Not being familiar with the term, I did some research. Samizdata.net defined it thusly:
verb. To deconstruct an article on a point by point basis in a highly critical manner. Derived from the name of journalist Robert Fisk, a frequent target of such critical articles in the blogosphere (qv).
Further explanation came from Kairosnews.org:
just as "boycott" derives not from something that the evil English landlord Captain Boycott did, but rather what the Irish villagers did to him, so too "fisk" *does not refer to what Fisk does, but rather what is done unto him*. In the blogosphere, some feel motivated to respond to Fisk's writing by refuting him in minute detail -- often repeating long chunks or the entirety of his articles, and interlineating their challenges.
So, let me see if I understand this correctly.
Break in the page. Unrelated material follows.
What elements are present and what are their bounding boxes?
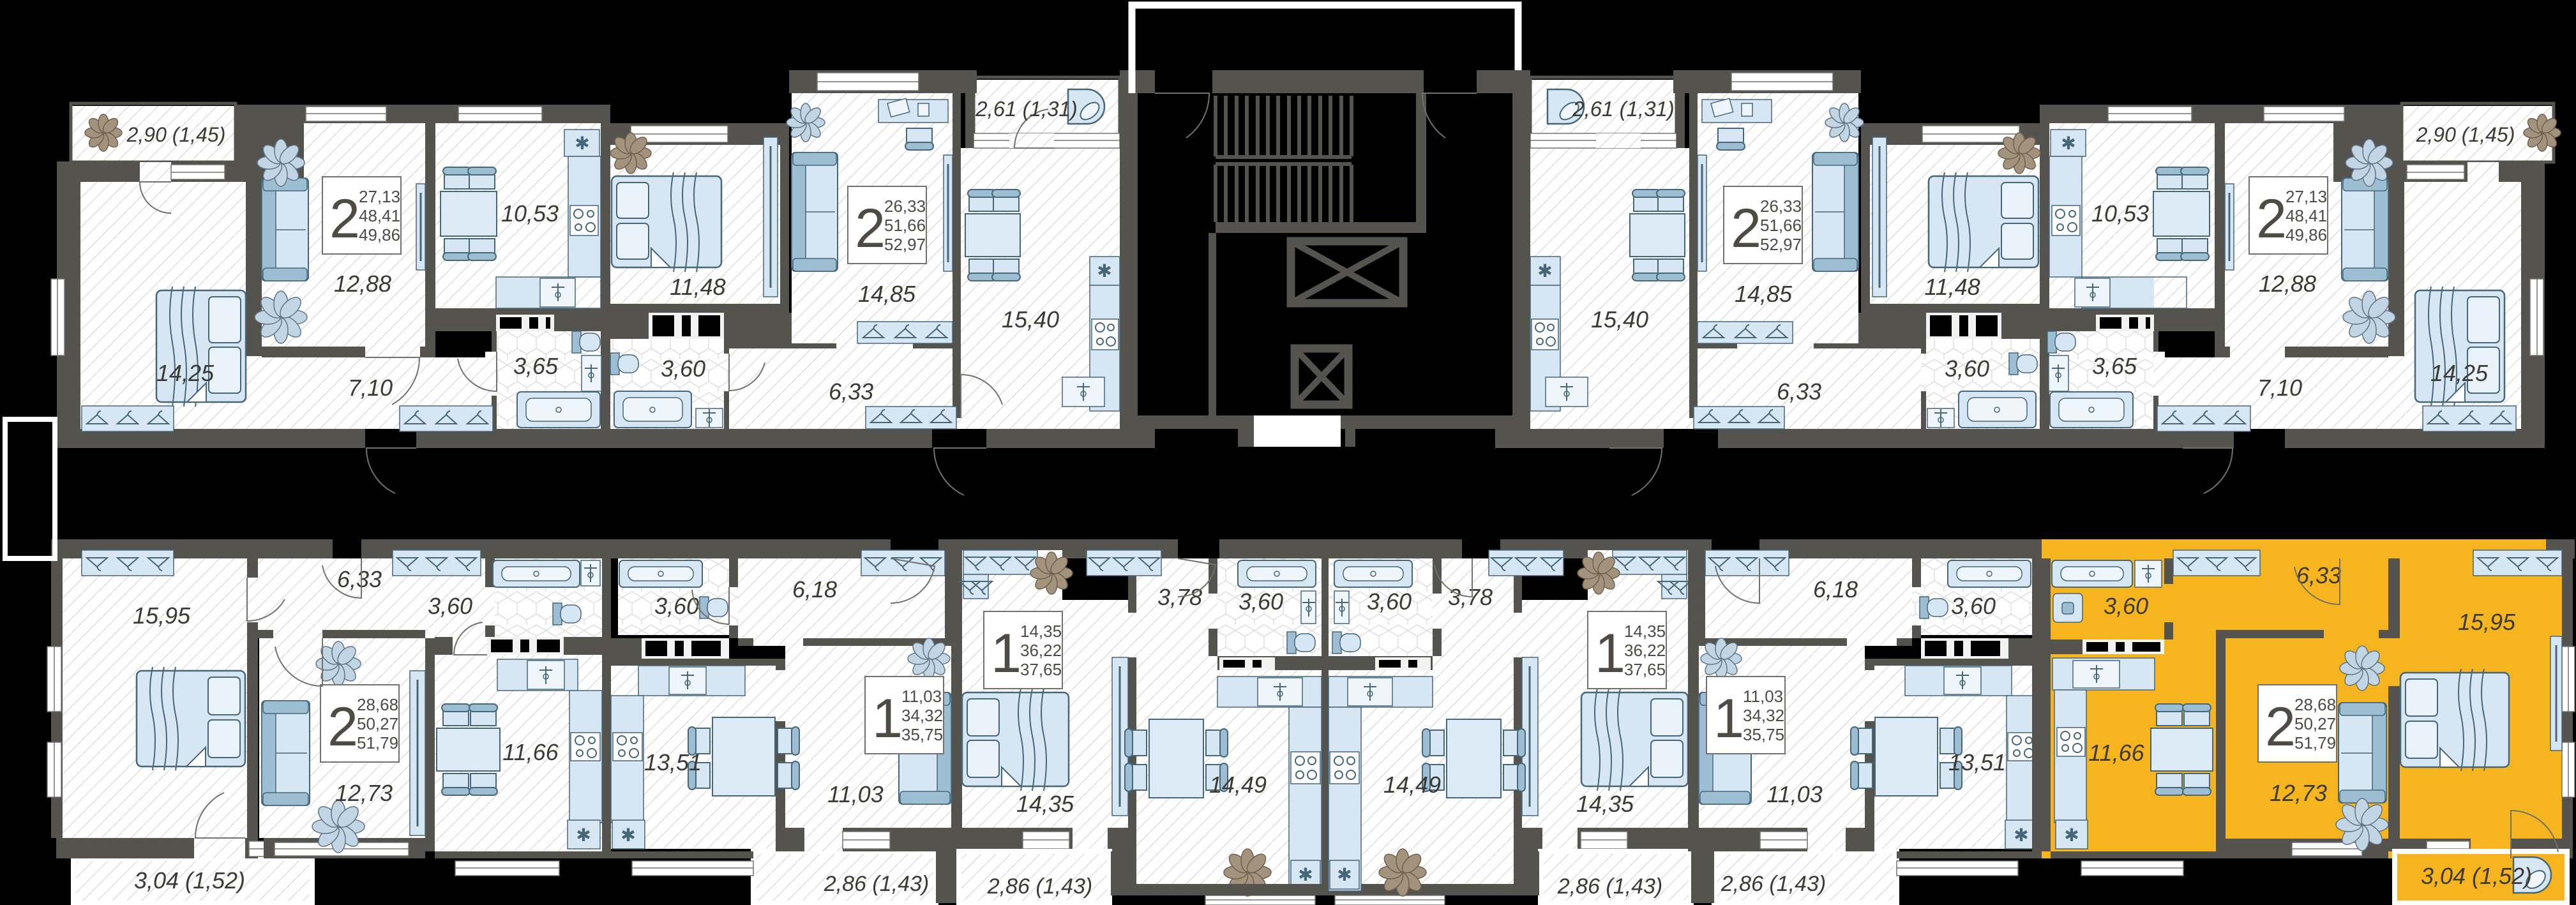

In order to "fisk" some particular piece of writing, it must be a particularly loathsome piece of journalism. Not mere hack work, but something several shades worse. It must be distasteful, odious, miserable stuff.
That being the case, I believe that the term "fisk" does not adequately describe the activity involved. The problem lies in the definitions copied above. To "fisk" does not necessarily mean to "respond" to what is written. Both that term and "analyze" tend to dignify what is involved in "fisking," which is to work one's way through a particularly horrendous piece of writing--or a piece of writing that has an especially hypocritical or malevolent purpose (such as providing a dishonest explanation of why Victor Navasky has been working out of a closet at the Columbia Journalism Review for the past year).
So therefore, I humbly propose as a substitute for "fisking" the phrase "pawing through dreck."
See how well it works! Rather than saying that I had "fisked" Christopher Hitchens, one would say that I "pawed through some dreck Christopher Hitchens had written." Now, is that better or what?